Nurdanhaber – Prof. Dr. Sıtkı Göksu
İktisat ve cimriliğin çok farkı var. İnsanlar bu farkı anlayamadıkları işin iktisat ve cimriliği bazan karıştırmaktadırlar. O halde iktisat ne ? Cimrilik ne?
Tevazu-alçak gönüllülük, nasıl ki kötü ahlaktan olan alçalmaktan manen ayrı ve görünüşte benzer bir öğülmüş özelliktir. Ve vakar-ağırbaşlılık, nasıl ki kötü huylardan olan büyüklenmeden manen ayrı ve görünüşte benzer bir methedilmiş özelliktir.
Öyle de, Peygamberimizin yüce ahlakından biri iktisattır. Ve kesin olarak kâinattaki Cenab-ı Hakkın hikmetle bu aleme yerleştirdiği düzenin sebeplerinden biri iktisattır. İktisatın yoksulluk ve cimrilik ve aç gözlülüğün ve hırsın bir karışımı olan hısset (cimrilik) ile hiç ilgisi yok. Yalnız görünüşte bir benzeyiş var.
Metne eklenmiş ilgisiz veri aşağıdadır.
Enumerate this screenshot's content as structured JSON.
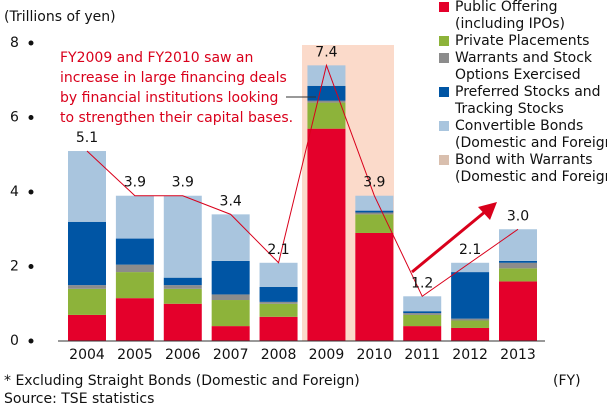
{
  "chart_data": {
    "type": "stacked_bar",
    "y_axis_label": "(Trillions of yen)",
    "x_axis_unit": "(FY)",
    "footnote": "* Excluding Straight Bonds (Domestic and Foreign)",
    "source": "Source: TSE statistics",
    "annotation": [
      "FY2009 and FY2010 saw an",
      "increase in large financing deals",
      "by financial institutions looking",
      "to strengthen their capital bases."
    ],
    "categories": [
      "2004",
      "2005",
      "2006",
      "2007",
      "2008",
      "2009",
      "2010",
      "2011",
      "2012",
      "2013"
    ],
    "series": [
      {
        "name": [
          "Public Offering",
          "(including IPOs)"
        ],
        "color": "#e4002b",
        "values": [
          0.7,
          1.15,
          1.0,
          0.4,
          0.65,
          5.7,
          2.9,
          0.4,
          0.35,
          1.6
        ]
      },
      {
        "name": [
          "Private Placements"
        ],
        "color": "#8db33a",
        "values": [
          0.7,
          0.7,
          0.4,
          0.7,
          0.35,
          0.7,
          0.5,
          0.3,
          0.2,
          0.35
        ]
      },
      {
        "name": [
          "Warrants and Stock",
          "Options Exercised"
        ],
        "color": "#8c8c8c",
        "values": [
          0.1,
          0.2,
          0.1,
          0.15,
          0.05,
          0.05,
          0.05,
          0.05,
          0.05,
          0.15
        ]
      },
      {
        "name": [
          "Preferred Stocks and",
          "Tracking Stocks"
        ],
        "color": "#0055a4",
        "values": [
          1.7,
          0.7,
          0.2,
          0.9,
          0.4,
          0.4,
          0.05,
          0.05,
          1.25,
          0.05
        ]
      },
      {
        "name": [
          "Convertible Bonds",
          "(Domestic and Foreign)"
        ],
        "color": "#a9c5de",
        "values": [
          1.9,
          1.15,
          2.2,
          1.25,
          0.65,
          0.55,
          0.4,
          0.4,
          0.25,
          0.85
        ]
      },
      {
        "name": [
          "Bond with Warrants",
          "(Domestic and Foreign)"
        ],
        "color": "#d9bfae",
        "values": [
          0,
          0,
          0,
          0,
          0,
          0,
          0,
          0,
          0,
          0
        ]
      }
    ],
    "totals": [
      5.1,
      3.9,
      3.9,
      3.4,
      2.1,
      7.4,
      3.9,
      1.2,
      2.1,
      3.0
    ],
    "totals_labels": [
      "5.1",
      "3.9",
      "3.9",
      "3.4",
      "2.1",
      "7.4",
      "3.9",
      "1.2",
      "2.1",
      "3.0"
    ],
    "ylim": [
      0,
      8
    ],
    "yticks": [
      0,
      2,
      4,
      6,
      8
    ]
  }
}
Bu hakikati destekleyen eden bir olay:
Sahabenin (Peygamberimizi hayatta iken görüp Müslüman olanlar) “Yedi Abdullahlar” ismiyle meşhur sahabelerinden birisi de Abdullah ibni Ömer Hazretleridir, Halife Hz. Ömer’in oğlu olan Abdullah’tır. Peygamberimizin 2. Halifesi olan hakla batılı ayıranların en büyüğü (Faruk-u Âzam) Hazret-i Ömer’in (r.a.) en önemli ve büyük oğludur. Ve Sahabe alimlerinin içinde en seçkinlerinden biridir. O mübarek kişi çarşı içinde, alışverişte, bir kuruşluk bir mesele için şiddetli tartışmış. Neden tartışmış? İktisat için ve ticaretin dayanak noktası olan güven ve doğruluğu korumak için şiddetli tartışmış. Bir Sahabe ona bakmış. Yeryüzünün şan ve şeref sahibi olan halifesi olan Hazret-i Ömer’in oğlunun bir kuruş için tartışmasını hayret edilecek bir cimrilik sanarak, o imamın yani Hazret-i Ömer’in oğlunun arkasına düşüp, hallerini anlamak ister. (Biz olsak Allah muhafaza, belki araştırmaz, sadece gıybet ederiz. Bakalım sonra ne olmuş?)
Baktı ki, Hazret-i Abdullah bereketli-hayırlı evine girdi. Kapıda bir fakir adam gördü. Bir parça eğlendi, ayrıldı, gitti. Sonra evinin ikinci kapısından çıktı, diğer bir fakiri orada da gördü. Onun yanında da bir parça eğlendi, ayrıldı, gitti.
Uzaktan bakan o Sahabe merak etti. Gitti, o fakirlere sordu: “İmam-rehber sizin yanınızda durdu, ne yaptı?”
Her birisi dedi: “Bana bir altın verdi.”
O Sahabe dedi: “Fesübhânallah!(“Allah’ı her türlü kusur, ayıp ve eksiklerden tenzih ederim” anlamında bir hayret ifadesi) Çarşı içinde bir kuruş için böyle tartışsın da, sonra evinde iki yüz kuruşu (Bir altını) kimseye sezdirmeden, tam bir nefis rızası ile kendi gönlü ile versin!” diye düşündü. Gitti, Hazret-i Abdullah ibni Ömer’i gördü, dedi:
“Ey imam-rehber, bu problemimi çöz. Sen çarşıda böyle yaptın, evinde de şöyle yapmışsın.”
Ona cevaben dedi ki: “Çarşıdaki vaziyet iktisattan ve aklın olgunluğundan ve alışverişin esası ve ruhu olan güvenin, doğruluğun muhafazasından gelmiş bir durumdur, cimrilik değildir. Evimdeki vaziyet, kalbin şefkatinden ve ruhun olgunluğundan gelmiş bir durumdur. Ne o cimriliktir ve ne de bu israftır.”
Hanifi mezhebinin imamı, İmam-ı Âzam (büyük İmam) lakabı ile bilinen Ebu Hanife künyesi ile meşhur Numan bin Sabit bin Zevta bu sırra bir işaret olarak ne demiştir?
İmam-ı Âzam “Hayırda ve ihsanda-fakat layık olanlara-israf olmadığı gibi, israfta da hiçbir hayır yoktur.”